Voting for the FOMC monetary policy action were: Ben S. Bernanke, Chairman; William C. Dudley, Vice Chairman; Elizabeth A. Duke; Dennis P. Lockhart; Sandra Pianalto; Jerome H. Powell; Sarah Bloom Raskin; Jeremy C. Stein; Daniel K. Tarullo; John C. Williams; and Janet L. Yellen.

Jeffrey M. Lacker
Voting against the action was Jeffrey M. Lacker, who opposed additional asset purchases and preferred to omit the description of the time period over which exceptionally low levels for the federal funds rate are likely to be warranted.

Economists said the Fed could eventually buy more than $1 trillion in debt given the open-ended nature of its new policy. Capital Economics estimated purchases could top $1.4 trillion.

The plan fueled some nervousness in financial markets over the potential for inflation, even though the Fed would pull back on its buying if the economy strengthened.
Bernanke stated explicitly that pushing up prices was not the Fed's intention.
The price of gold, a traditional inflation safe haven, hit a six month high, while oil also gained on expectations investors would pile into riskier assets such as commodities and equities.

Prices for most U.S. Treasury debt rose, although the 30-year bond fell, reflecting both disappointment that government debt was not on the Fed's purchase list and inflation worries.
The decision comes in the face of widespread questions about the likely effectiveness of a further foray into unorthodox monetary policy, including from Romney. 

The Fed has already bought $2.3 trillion in U.S. government and housing-related debt it two rounds of so-called quantitative easing.
Those programs, dubbed QE1 and QE2, bought bonds closer to a pace around $100 billion per month.

QE3 another ‘bailout’ for Obama economy

Mitt Romney Oh No God
The campaign of Republican presidential nominee Mitt Romney called the Federal Reserve’s third round of quantitative easing another “bailout” for President Barack Obama’s economy on Thursday, while other GOP members wondered whether Fed Chairman Ben Bernanke was doing the administration’s bidding by calling for the jolt to the economy.

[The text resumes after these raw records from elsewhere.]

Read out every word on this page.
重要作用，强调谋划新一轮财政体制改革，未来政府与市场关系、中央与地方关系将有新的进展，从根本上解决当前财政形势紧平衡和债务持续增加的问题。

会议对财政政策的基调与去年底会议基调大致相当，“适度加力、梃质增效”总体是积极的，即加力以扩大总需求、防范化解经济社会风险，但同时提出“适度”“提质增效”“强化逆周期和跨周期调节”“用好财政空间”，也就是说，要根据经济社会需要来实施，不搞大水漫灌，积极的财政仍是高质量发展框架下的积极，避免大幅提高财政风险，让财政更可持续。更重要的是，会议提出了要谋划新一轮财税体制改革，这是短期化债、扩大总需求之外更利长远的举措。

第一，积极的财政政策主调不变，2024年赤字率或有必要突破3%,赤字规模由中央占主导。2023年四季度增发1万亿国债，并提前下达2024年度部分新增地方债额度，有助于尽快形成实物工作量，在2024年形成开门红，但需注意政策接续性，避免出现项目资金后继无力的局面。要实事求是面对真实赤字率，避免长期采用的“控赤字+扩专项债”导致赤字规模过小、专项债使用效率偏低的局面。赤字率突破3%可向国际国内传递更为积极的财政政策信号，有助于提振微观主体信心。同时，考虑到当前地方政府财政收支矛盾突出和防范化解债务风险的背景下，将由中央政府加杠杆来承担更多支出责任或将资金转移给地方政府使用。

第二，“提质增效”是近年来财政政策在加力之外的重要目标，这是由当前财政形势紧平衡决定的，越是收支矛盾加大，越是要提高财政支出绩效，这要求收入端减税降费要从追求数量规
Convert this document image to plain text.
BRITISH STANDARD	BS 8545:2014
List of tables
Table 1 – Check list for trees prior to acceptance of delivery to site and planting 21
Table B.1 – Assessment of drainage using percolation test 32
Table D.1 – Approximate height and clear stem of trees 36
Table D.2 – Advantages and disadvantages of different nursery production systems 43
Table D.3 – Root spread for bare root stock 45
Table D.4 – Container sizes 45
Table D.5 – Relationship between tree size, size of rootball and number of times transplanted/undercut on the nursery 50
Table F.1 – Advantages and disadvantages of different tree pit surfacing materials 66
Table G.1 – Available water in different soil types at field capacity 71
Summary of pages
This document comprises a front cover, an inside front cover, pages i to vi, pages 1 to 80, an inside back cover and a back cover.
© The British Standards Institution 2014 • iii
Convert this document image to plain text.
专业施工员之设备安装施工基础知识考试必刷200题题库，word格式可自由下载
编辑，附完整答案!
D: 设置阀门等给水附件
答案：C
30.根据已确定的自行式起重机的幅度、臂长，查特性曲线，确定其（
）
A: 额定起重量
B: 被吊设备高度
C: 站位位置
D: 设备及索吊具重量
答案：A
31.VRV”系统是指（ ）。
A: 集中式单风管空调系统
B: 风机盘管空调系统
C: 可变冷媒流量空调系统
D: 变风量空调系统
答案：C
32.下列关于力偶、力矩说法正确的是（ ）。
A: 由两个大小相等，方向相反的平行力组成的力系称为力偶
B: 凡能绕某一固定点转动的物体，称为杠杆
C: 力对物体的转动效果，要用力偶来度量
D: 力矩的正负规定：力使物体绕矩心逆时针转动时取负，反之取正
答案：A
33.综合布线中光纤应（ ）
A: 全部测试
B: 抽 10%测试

Shortly after the Fed announced it would purchase $40 billion in mortgage-backed securities each month, Romney campaign policy director Lanhee Chen said in a press release: “The Federal Reserve’s announcement the third round of quantitative easing is further confirmation that President Obama’s policies have not worked. After four years of stagnant growth, falling incomes, rising costs and persistently high unemployment, the American economy doesn’t need more artificial and ineffective measures. We should be creating wealth, not printing dollars.”